On top of all this: what does it mean for my being, if I am deprived of all agency? If people perceive me of not being able to understand or communicate – so they take decisions for me without me; if I’m perceived to be ‘dead weight’, not being able to act on anything, do anything that would have any effect on anybody or anything?
It would be hard to find meaning in life.
Yet, this is what many people with a severe brain injury face.




Now imagine, what if there was …
- a sensor that measured the position of your hand, and raising and lowering it would change the pitch of a note played by an instrument or the vibration rate of a cushion you’re sitting on?
- a ring around your finger that converted tapping, bending and stretching movements into sound or a haptic effect?
- a heart rate monitor that produced rhythms that can be not only heard but felt based on the beating of your heart?
- a strap around your foot that produced the sound and vibrations of a bass drum in time with your foot-tapping?
And these are just some example of how music technology can help people with limited abilities to feel the effect of their actions on the world surrounding them – actions that anybody with a heart beat can control?
Remember the way how Pádraig controlled how a clarinet player plaid his instrument just using his breath?
Last week, Pádraig had a tiny visitor who really made him happy and smile – big time.

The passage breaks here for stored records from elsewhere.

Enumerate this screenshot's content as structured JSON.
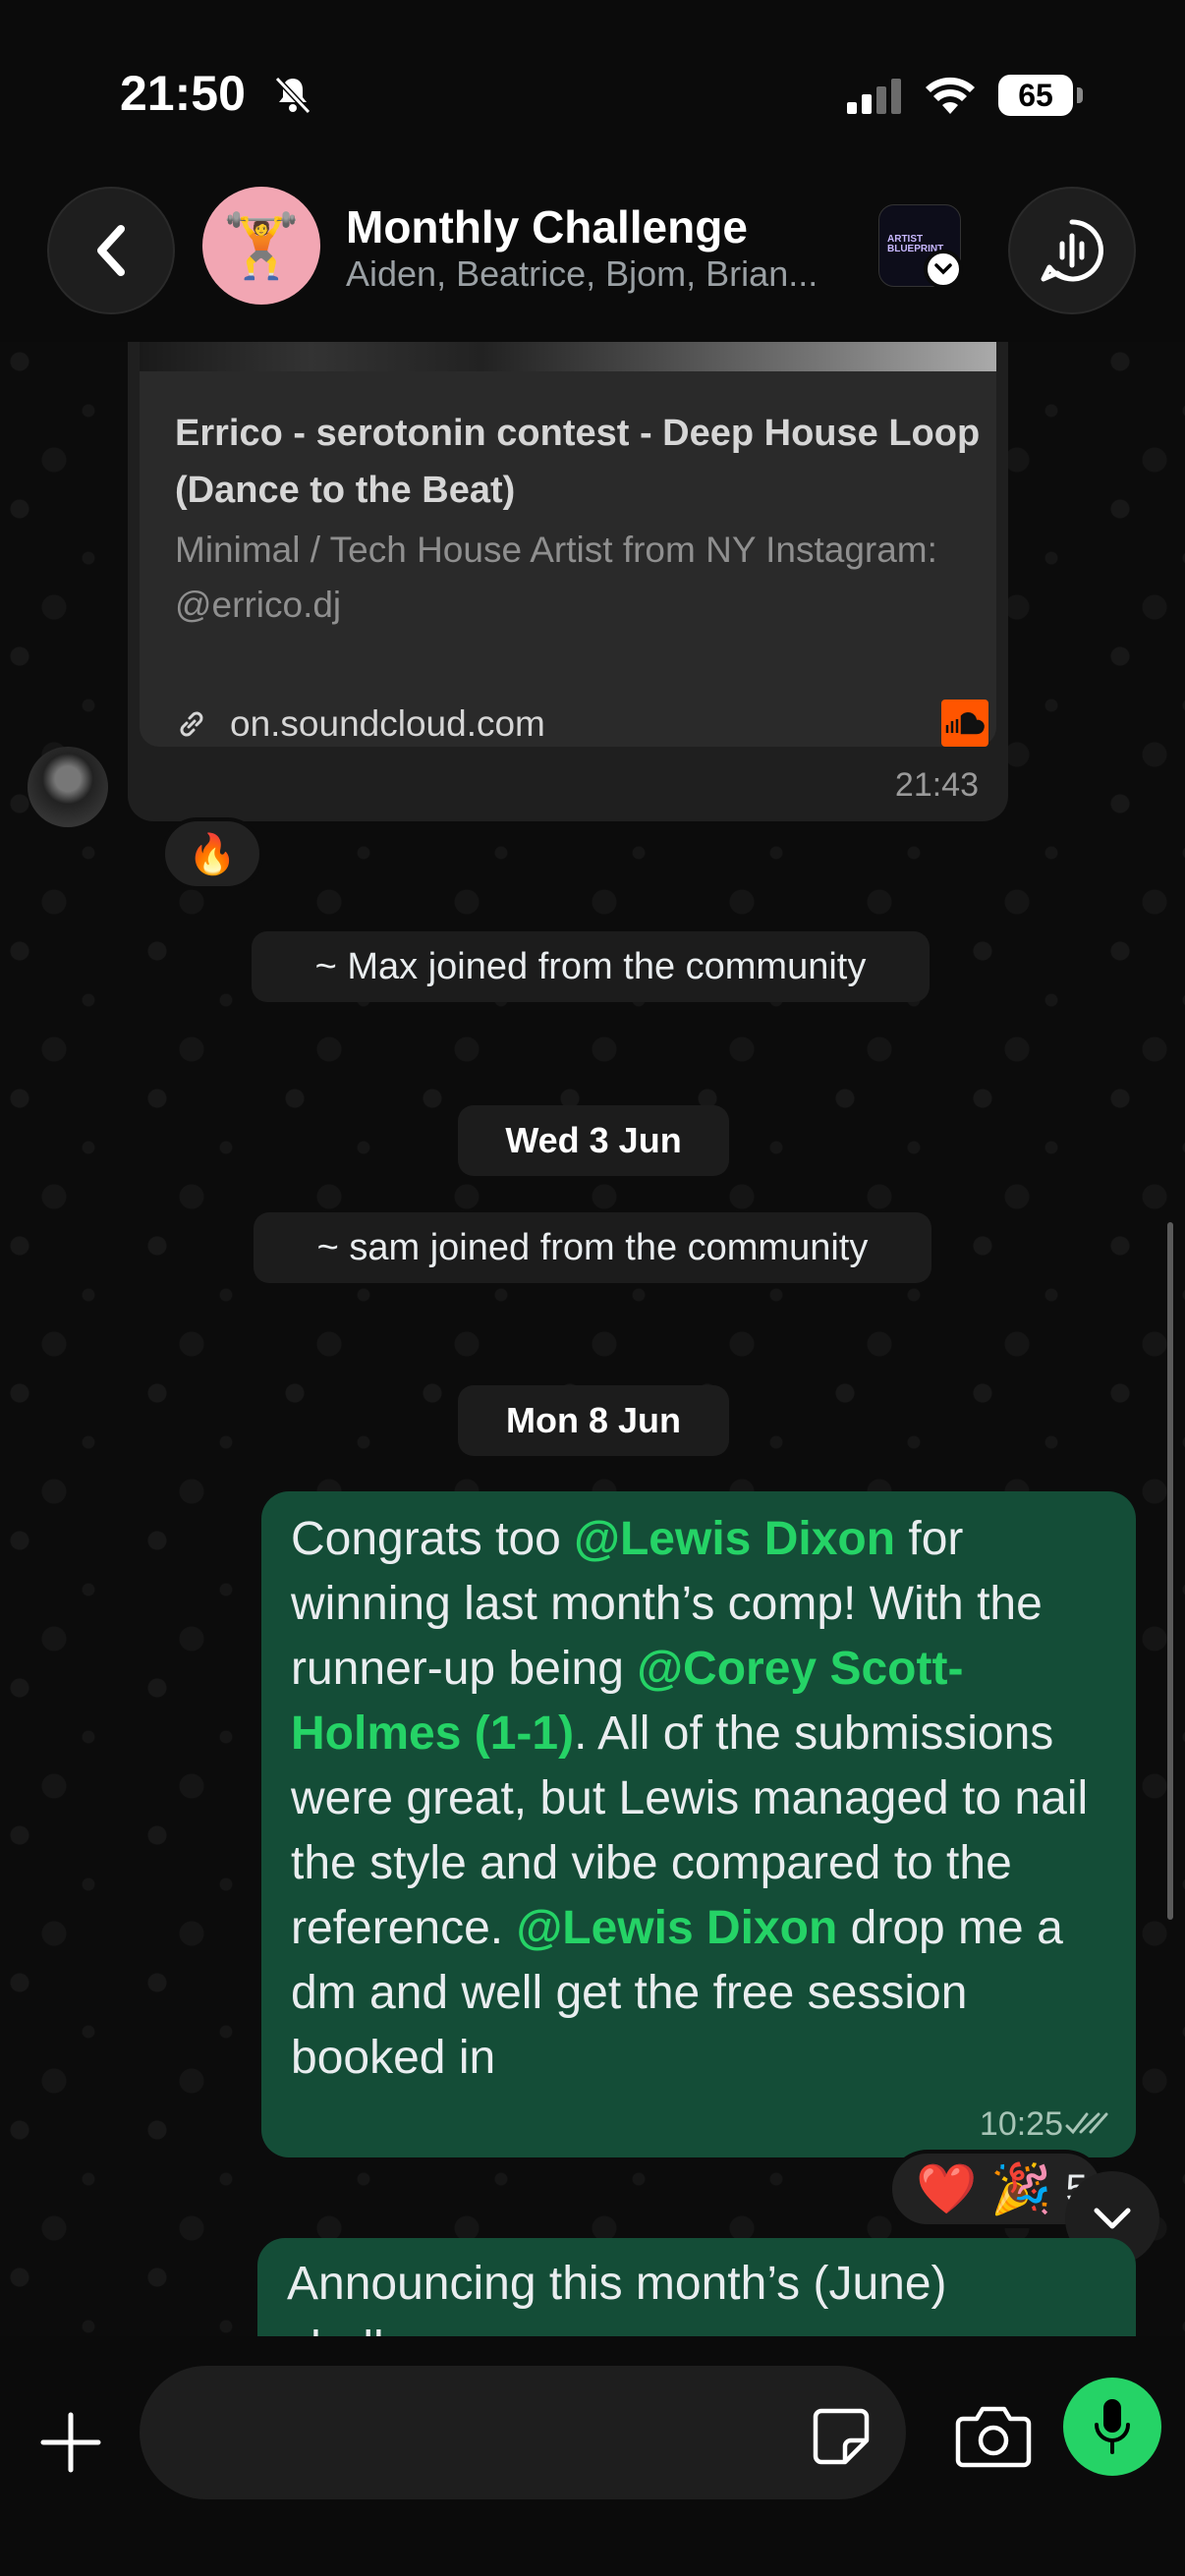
{
  "status_bar": {
    "time": "21:50",
    "battery": "65"
  },
  "header": {
    "title": "Monthly Challenge",
    "participants": "Aiden, Beatrice, Bjom, Brian...",
    "avatar_emoji": "🏋️",
    "community_thumb_text": "ARTIST BLUEPRINT"
  },
  "link_message": {
    "title": "Errico - serotonin contest - Deep House Loop (Dance to the Beat)",
    "description": "Minimal / Tech House Artist from NY Instagram: @errico.dj",
    "domain": "on.soundcloud.com",
    "time": "21:43",
    "reaction": "🔥"
  },
  "system_messages": {
    "max_joined": "~ Max joined from the community",
    "sam_joined": "~ sam joined from the community"
  },
  "dates": {
    "wed": "Wed 3 Jun",
    "mon": "Mon 8 Jun"
  },
  "announcement": {
    "part1": "Congrats too ",
    "mention1": "@Lewis Dixon",
    "part2": " for winning last month’s comp! With the runner-up being ",
    "mention2": "@Corey Scott-Holmes (1-1)",
    "part3": ". All of the submissions were great, but Lewis managed to nail the style and vibe compared to the reference. ",
    "mention3": "@Lewis Dixon",
    "part4": " drop me a dm and well get the free session booked in",
    "time": "10:25",
    "reaction_heart": "❤️",
    "reaction_party": "🎉",
    "reaction_count": "5"
  },
  "next_message": {
    "text": "Announcing this month’s (June) challenge"
  },
  "input": {
    "placeholder": ""
  },
  "colors": {
    "accent": "#25d366",
    "outgoing_bubble": "#144d37"
  }
}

He got, after months of waiting, a new custom-made seat and back support for his wheelchair.


And I had some fun at the barber – who in COVID times decided to accept cash only, and in our National Car Testing Centre to get the annual NCT for Pádraig’s car – where they prepare for Brexit.


Although many people have tried, the world and its people cannot be understood. Even time, past, presence and future, are not what they used to be as Gumbrecht, who taught me literature in Bochum and recently retired from Stanford, explains quite eloquently, in German only unfortunately.
Crowds can be small, choices present one option only, fun can be serious, and music technology be creative – even creating meaning and purpose for those largely deprived of it.
And what looks impromptu is often quite well prepared, as Twain reminded us many years ago.